Vous citez un certain nombre d’exemples de démantèlement mais les explications que vous donnez sont partielles :
Les causes principales des retards du chantiers normands sont d’une part l’évolution du cadre législatif et d’autre part le renouveau des compétences nucléaires (dernière centrale construite en France à Civaux en 1998). Je vais prendre également l’exemple de l’EPR normand.
On peut notamment citer le durcissement (extrême) des réglementation des équipements sous pression de 2002 (et son corollaire pour l’industrie nucléaire dans l’arrêté de 2005), qui sont extrêmement contraignantes (et qui ont du être intégrés rapidement dans un projet entamé dans les années 90). Une des conséquences a été notamment la « non conformité » de certains bétons.
In fine, ces retards ne sont pas un « caprice » ni une preuve de négligence et encore moins une inquiétude à avoir. Bien au contraire, ces retards (inexistants sur les chantiers chinois), sont (selon moi) une preuve de sûreté et de qualité (au sens industriel du terme) !
Le démantèlement c’est un peu pareil : un cadre législatif qui reste à
figer (et j’insiste là dessus !!!) et une filière industrielle qui est
en développement (surtout sur les palier standards).
Par ailleurs, les glissements de planning sur des projets industriels de cette envergure sont désormais monnaie courante (ex : A380).

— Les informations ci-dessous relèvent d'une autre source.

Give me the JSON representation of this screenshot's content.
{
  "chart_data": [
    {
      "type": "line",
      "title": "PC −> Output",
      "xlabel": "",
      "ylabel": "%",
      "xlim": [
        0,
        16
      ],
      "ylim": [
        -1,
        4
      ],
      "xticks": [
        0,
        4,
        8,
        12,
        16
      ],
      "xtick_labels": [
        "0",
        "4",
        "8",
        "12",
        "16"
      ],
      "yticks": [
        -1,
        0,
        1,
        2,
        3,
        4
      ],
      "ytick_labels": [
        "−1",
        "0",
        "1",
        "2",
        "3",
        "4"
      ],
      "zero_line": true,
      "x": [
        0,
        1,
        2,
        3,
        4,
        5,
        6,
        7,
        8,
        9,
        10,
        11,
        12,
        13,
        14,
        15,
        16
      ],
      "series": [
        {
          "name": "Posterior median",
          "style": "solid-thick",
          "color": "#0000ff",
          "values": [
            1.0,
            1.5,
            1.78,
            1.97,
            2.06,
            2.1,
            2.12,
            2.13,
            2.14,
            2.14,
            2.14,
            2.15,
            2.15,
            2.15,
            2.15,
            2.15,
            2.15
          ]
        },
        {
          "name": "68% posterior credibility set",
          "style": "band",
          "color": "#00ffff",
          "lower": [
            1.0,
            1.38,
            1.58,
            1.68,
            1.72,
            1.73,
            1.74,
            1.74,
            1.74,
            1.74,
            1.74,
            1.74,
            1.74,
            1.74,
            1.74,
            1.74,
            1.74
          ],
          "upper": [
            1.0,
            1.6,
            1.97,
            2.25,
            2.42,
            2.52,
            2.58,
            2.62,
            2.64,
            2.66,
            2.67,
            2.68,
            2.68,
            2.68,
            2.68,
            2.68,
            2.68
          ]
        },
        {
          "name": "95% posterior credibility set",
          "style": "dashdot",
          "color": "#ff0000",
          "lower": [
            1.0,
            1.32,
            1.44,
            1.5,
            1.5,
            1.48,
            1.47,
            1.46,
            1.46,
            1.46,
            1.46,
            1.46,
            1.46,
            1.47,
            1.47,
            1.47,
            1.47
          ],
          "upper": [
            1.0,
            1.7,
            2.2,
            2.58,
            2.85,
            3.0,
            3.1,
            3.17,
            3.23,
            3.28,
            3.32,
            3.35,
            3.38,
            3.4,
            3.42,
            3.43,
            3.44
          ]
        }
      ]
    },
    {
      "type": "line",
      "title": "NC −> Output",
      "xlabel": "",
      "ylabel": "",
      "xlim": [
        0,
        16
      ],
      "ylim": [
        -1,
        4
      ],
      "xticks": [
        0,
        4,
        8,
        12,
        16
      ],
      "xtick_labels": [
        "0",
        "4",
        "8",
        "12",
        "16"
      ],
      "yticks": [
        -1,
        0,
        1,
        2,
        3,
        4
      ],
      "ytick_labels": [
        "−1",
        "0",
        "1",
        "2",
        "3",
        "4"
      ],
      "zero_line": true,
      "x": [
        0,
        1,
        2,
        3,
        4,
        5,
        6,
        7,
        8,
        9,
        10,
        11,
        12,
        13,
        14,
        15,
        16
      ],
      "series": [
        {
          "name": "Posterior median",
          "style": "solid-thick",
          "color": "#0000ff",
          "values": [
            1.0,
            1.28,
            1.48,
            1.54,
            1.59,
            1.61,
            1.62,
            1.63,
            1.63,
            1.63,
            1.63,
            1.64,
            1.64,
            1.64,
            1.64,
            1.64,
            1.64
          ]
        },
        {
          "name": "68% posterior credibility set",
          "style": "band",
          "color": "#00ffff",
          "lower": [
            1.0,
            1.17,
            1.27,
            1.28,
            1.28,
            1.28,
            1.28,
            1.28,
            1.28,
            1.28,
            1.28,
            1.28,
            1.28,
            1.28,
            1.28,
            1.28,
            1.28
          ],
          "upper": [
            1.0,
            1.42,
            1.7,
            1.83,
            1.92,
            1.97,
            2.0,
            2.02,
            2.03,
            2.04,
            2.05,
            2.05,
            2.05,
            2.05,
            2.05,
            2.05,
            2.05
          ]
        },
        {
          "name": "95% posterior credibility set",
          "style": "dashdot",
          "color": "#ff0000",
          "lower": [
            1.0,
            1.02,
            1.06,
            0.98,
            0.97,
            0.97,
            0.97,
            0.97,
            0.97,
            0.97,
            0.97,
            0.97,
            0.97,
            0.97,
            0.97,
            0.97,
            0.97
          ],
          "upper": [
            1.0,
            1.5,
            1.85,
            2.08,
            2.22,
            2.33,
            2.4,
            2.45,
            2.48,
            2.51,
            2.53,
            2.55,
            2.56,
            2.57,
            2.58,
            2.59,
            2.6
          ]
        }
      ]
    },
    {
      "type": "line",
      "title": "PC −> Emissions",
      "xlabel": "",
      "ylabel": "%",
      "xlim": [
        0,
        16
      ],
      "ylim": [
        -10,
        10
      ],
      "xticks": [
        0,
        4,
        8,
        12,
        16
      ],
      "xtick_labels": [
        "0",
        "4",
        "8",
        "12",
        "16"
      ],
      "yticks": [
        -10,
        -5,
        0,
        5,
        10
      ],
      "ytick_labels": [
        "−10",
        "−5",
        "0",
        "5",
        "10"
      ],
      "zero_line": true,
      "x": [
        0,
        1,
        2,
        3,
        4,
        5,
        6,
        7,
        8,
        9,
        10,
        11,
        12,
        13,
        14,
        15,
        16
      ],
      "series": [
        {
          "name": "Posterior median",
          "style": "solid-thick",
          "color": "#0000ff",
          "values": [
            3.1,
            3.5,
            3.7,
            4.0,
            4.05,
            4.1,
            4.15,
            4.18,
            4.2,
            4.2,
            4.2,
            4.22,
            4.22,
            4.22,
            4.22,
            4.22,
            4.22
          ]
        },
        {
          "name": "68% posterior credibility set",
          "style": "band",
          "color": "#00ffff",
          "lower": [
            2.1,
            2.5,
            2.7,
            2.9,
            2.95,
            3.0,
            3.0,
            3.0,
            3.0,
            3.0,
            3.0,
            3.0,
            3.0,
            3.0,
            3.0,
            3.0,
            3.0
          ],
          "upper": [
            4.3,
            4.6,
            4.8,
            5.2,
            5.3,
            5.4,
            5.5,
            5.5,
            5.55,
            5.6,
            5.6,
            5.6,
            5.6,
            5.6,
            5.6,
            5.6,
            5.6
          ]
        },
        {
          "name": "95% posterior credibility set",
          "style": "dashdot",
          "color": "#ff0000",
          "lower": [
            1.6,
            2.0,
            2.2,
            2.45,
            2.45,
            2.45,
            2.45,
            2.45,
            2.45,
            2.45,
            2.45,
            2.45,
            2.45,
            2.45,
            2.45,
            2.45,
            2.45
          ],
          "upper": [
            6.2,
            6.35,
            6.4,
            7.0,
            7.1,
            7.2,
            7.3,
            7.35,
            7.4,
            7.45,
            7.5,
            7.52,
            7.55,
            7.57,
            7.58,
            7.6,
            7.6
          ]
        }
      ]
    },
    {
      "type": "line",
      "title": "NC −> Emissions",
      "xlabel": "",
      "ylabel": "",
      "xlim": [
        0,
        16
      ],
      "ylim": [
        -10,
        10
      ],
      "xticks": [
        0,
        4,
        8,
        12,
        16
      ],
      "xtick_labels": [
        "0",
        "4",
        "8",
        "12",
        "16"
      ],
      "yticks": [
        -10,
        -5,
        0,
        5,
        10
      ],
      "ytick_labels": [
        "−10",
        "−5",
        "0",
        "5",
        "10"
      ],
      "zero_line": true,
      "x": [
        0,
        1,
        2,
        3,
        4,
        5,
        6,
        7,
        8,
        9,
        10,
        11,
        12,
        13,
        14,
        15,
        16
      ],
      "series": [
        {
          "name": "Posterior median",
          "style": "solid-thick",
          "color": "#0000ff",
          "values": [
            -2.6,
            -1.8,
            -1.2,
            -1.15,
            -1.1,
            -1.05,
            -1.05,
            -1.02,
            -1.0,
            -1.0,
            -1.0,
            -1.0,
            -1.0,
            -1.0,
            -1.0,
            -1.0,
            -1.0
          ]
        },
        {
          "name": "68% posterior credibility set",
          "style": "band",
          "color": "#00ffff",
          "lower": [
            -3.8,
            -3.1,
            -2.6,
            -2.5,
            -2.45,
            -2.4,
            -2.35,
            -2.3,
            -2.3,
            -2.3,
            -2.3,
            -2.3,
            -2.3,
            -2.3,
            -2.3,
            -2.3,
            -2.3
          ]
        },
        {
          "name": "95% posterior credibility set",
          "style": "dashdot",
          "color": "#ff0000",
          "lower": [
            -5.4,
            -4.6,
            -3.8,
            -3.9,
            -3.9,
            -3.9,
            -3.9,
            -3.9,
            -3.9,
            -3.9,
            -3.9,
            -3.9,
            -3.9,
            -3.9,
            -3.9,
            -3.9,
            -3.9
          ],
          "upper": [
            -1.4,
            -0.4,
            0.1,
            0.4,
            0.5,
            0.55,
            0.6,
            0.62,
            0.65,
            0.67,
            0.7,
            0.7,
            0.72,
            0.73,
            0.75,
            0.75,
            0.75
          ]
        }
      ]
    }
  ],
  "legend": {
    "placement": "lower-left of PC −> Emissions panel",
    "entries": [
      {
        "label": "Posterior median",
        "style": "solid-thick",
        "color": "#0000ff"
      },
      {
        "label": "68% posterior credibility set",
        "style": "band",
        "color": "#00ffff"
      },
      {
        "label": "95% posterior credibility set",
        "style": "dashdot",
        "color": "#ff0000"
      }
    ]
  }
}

Concernant les projets d’éoliennes des côtes bretonnes, on peut très certainement s’attendre à un dépassement du planning (l’appel d’offre a pris du retard et un des sites n’a toujours pas été attribué) et à une rallonge des 10Mds d’€ initiaux !
Pour finir, malgré le manque de tact des commentaires de Murphy, je ne peux que le rejoindre dans son intervention sur l’impertinence de votre comparaison de « puissance » entre l’EPR et les 3 GW des projets éoliens. Même si ce n’est pas là le cœur de la question, il faut bien reconnaître que ce genre de comparaisons hasardeuses font « tâche » et font perdre votre billet en crédibilité puisque ces 10Mds d’€ ne correspondent finalement même pas à la production d’un EPR si on prend en compte les différents taux de charge ( 9TWh d’éolien contre 11TWh nucléaires par an). Plutôt que de le renvoyer à ces émoluments (sa fiche de paie ne change rien au fait qu’une puissance et une énergie n’ont RIEN à voir), vous auriez au moins pu reconnaitre que l’amalgame n’était pas pertinent (peut être n’était il même pas volontaire) !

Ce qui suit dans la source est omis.